Kilman: By the time food aid arrives trundling down the road it's usually after the worst of the calamity, and it often ends up disrupting food markets in Ethiopia. So in this case there was Ethiopian grain but farmers weren't able to sell it because suddenly the U.S. government turns up as a competitor. Food aid swarmed in and depressed prices. It would have made more sense and been of more benefit if Western donors bought what was available in Ethiopia. African farmers describe it to us this way: it boils down to them scratching their heads and saying, it seems as if America needs hungry Africans to eat their surplus.
In the book we track down Sen. Dale Bumpers from Arkansas, he's retired now, and ask him why [he insisted in 1986 that no U.S. aid could go toward studying, training, or helping other countries in any way to grow a crop that competes with any U.S. crop]. His first response was, he didn't really remember it happened!
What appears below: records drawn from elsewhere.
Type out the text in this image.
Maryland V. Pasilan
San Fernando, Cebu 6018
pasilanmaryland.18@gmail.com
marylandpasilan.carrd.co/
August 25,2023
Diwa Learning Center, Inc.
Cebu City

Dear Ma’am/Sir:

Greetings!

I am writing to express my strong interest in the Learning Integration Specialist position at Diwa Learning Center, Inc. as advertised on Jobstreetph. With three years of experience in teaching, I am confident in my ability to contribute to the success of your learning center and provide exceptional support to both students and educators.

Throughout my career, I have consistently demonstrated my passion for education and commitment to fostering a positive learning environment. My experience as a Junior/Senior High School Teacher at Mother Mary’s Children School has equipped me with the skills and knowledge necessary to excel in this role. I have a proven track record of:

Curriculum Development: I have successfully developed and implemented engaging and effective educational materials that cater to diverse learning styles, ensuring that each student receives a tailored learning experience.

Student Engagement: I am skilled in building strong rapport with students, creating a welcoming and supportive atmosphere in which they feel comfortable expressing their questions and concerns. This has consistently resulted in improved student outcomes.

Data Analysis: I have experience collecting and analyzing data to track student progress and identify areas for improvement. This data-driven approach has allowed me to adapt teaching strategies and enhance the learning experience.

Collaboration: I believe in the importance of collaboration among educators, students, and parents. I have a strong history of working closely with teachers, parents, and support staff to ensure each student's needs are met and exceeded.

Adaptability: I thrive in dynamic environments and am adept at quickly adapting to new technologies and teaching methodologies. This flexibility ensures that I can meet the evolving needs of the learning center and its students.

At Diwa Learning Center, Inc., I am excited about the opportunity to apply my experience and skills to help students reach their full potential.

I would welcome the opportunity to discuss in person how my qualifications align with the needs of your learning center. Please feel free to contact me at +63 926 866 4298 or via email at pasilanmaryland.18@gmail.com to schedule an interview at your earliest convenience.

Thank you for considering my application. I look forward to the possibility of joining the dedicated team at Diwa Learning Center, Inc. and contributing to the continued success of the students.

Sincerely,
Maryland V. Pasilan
The way we award money to farmers for every bushel they produce of favored crops, like soybean and cotton, it spurs them to produce as much as they can to get more subsidies. This drives down prices in world markets, but the market signal to U.S. farmers to produce less doesn't get through because of the subsidy. I don't think until this decade that I as a reporter became aware of how subsidies have impact in the poorer parts of the world.
I was writing about spats between the U.S. and the European Union over their subsidies, and thought of it as just a trade war. I wasn't thinking about, if our subsidy programs tend to depress prices, who else does that affect? Earlier this decade I woke up to the idea that it really affects farmers who don't receive subsidies and only get what the market will bear. And oftentimes these farmers can grow crops cheaper than anyone else. The Doha round [of international trade talks] is comatose, and one of the big stumbling blocks is it could force the West to figure out how to change the way we run farm subsidy programs.
You have groups in the U.S. who have a very big interest in seeing the farm subsidy system continue the way it is, and it's their first interest. You don't have a political constituency organized around fighting hunger for hunger's sake. It's hard to find someone in the House or Senate who thinks of the hungry overseas as a constituency.
Reason: You also point the finger at an aspect of American energy policy in hurting the world's hungry: our ethanol subsidies.
Kilman: The ethanol program creates a subsidy for demand on corn, which has a ripple effect on other crops. Farmers plant more corn, and plant less of something else. And what's happened, I think unintentionally, is by creating a mandate for ethanol you tied the price of corn and indirectly the cost of a bunch of our food to the cost of oil.
Now one third of America's biggest crop is used to make fuel, and that's happened very rapidly. If you look at the price of corn today, it's at a new plateau. Corn in the '90s and first half of this decade was usually $2 a bushel. Now a few weeks ago it was $4 a bushel, and now around $3.50, but it's settling at a higher plateau. Soybeans have also settled at higher prices which means it's more expensive to keep buying the same amount for food aid programs.
I was in Africa in 2007 when the price of corn first started going up. You are seeing food riots in the developing world, but I think it's complicated. That run up in corn filters through other commodities, and what happens with the ethanol program and biofuel mandates is they have fed into a general environment where traders are willing to bid up prices. But in addition to ethanol, the developing middle class in emerging nations are eating better, want to eat more meat, and you need more grain to produce more meat.
There were many things going on in world food markets, I hate the cliché of "perfect storm" but it fits—a lot of bad things were coming together, and one was ethanol. I don't blame ethanol solely for food riots. But demand for grain started rising faster than our ability to produce grain in this decade, and ethanol biofuels was one of the reasons.